The aim of treatment is slightly different between unilateral and bilateral vocal cord paralysis. In unilateral cases the main issue is difficulties with speech but as the functional fold can still move, breathing is not typically a problem. In these situations, surgical treatment aims to bring the cords closer together to be able to produce sound through proper vibration. In bilateral paralysis the most significant concern is the airway, as paralyzed cords sit in a half-closed position, restricting airflow through the trachea. Treatment options here aim to re-establish and protect the airway.
Vocal therapy under appropriate supervision can help to rehabilitate the vocal folds, improving breathing during speech, protecting the windpipe during swallowing, and avoiding abnormal overuse of the surrounding muscles. Therapy typically involves specialized exercises to strengthen the vocal cords.
Vocal Cord Augmentation
Vocal cord augmentation is a category of surgical treatments that aim to bring the paralyzed cord closer to the functioning one to allow vibration for normal speech and to prevent aspiration (and choking and death).
Medialization laryngoplasty may use either a structural implant or an injectable substance to reposition the weak vocal cord and bring it closer to the middle of the larynx. Traditionally, unilateral paralysis has been treated with voice therapy alone for the first 12 months or so while the doctor waits to see if the paralysis improves spontaneously without surgical intervention. However, some doctors are now advocating for early intervention with medialization injections as this treatment is simple, safe, and provides immediate results as evidenced in the video here: https://www.bergerhenryent.com/vocal-cord-paralysis/. Being able to perform the treatment in the clinic under local anesthetic reduces the costs and risks of general anesthesia and also provides the advantage of immediately seeing (or rather, hearing) the outcome of the procedure.
Tracheotomy protects the airways during bilateral vocal cord paralysis by inserting a breathing tube to bypass the voice box altogether. This may be a permanent or temporary measure depending on the situation.

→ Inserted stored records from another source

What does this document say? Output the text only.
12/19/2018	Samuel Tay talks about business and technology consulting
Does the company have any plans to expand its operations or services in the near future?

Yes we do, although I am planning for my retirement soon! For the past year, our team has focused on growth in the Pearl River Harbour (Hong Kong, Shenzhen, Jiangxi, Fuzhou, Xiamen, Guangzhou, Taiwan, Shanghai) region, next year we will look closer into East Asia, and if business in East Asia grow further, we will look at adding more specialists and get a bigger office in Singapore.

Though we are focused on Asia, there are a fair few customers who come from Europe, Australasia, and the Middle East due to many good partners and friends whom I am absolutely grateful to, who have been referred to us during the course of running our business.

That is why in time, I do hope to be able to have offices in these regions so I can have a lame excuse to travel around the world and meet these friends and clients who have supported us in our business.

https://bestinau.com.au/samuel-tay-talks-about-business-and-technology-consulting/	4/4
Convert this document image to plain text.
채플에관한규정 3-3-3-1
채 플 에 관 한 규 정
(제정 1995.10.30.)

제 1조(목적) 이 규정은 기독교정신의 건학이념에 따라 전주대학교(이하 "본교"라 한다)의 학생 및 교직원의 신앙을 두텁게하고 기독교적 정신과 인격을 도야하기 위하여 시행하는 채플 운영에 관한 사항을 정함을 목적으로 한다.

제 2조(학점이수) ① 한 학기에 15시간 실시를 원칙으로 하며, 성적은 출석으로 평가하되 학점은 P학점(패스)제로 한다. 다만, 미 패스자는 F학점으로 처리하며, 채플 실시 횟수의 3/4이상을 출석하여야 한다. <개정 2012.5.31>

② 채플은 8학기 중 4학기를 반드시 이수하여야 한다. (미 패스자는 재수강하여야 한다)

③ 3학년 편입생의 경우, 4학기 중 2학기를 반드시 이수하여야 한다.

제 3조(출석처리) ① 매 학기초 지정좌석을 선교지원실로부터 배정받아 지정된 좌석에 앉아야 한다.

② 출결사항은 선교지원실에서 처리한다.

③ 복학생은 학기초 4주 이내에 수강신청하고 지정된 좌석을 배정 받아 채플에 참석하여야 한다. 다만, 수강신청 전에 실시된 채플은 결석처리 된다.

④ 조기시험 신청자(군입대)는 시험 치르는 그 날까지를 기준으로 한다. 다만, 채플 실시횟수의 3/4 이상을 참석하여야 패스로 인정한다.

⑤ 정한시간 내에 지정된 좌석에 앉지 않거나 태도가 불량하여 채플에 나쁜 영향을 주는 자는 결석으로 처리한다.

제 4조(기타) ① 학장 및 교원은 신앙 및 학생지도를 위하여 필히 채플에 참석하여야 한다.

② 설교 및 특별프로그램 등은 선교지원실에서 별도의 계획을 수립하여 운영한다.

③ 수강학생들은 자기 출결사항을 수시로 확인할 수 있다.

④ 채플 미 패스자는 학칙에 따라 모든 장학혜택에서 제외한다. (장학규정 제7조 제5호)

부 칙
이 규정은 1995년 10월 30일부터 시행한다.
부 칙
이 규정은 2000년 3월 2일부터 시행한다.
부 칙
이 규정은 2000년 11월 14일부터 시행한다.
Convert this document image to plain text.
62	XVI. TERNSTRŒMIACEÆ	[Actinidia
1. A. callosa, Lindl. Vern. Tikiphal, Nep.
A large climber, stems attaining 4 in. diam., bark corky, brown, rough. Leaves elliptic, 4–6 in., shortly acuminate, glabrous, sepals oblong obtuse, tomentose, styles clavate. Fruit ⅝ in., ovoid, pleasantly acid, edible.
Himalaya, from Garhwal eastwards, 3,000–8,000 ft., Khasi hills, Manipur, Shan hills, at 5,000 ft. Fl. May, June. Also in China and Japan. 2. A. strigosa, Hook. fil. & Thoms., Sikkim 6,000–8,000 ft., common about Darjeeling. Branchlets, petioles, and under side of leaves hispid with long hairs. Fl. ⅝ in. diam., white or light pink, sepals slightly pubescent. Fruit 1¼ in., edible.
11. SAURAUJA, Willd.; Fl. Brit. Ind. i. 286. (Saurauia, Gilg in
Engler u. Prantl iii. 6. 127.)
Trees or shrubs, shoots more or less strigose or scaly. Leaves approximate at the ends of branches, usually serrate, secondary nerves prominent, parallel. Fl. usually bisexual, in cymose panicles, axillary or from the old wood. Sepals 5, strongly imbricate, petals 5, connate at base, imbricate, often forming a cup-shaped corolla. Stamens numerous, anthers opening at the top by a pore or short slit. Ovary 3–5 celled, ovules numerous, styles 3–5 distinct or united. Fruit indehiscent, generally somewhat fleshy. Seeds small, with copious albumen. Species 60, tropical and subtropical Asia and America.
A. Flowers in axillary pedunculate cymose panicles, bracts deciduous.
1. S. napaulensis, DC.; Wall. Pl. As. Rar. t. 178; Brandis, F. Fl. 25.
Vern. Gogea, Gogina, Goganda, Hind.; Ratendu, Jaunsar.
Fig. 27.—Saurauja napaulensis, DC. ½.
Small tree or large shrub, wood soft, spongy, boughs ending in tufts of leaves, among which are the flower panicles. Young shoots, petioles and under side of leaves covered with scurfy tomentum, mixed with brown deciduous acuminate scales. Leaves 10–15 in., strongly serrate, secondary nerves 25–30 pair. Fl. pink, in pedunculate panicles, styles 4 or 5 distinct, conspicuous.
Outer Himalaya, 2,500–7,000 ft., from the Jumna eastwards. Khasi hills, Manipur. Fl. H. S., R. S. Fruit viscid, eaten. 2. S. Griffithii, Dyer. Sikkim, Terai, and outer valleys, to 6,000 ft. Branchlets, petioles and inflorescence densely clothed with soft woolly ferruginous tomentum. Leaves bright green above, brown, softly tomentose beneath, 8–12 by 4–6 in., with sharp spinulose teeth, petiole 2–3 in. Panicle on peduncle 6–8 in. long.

Research into the use of electrical stimulation to the vocal cords has been going on for many years. At this point we still require more results about its effectiveness as studies have not found a significant improvement to vocal fold movement using electrical stimulation over conventional voice therapy. Once an effective electrical stimulation device can be developed it may help to reduce the number of bilateral vocal cord paralysis cases requiring tracheotomy.
It takes two to tango and also two to sing and not aspirate. Your Les Miserables dreams don’t have to be over just yet but as vocal cord paralysis has potentially serious implications, if you notice any of the persisting symptoms listed above it is best to seek care from an experienced ENT doctor and postpone that audition for now.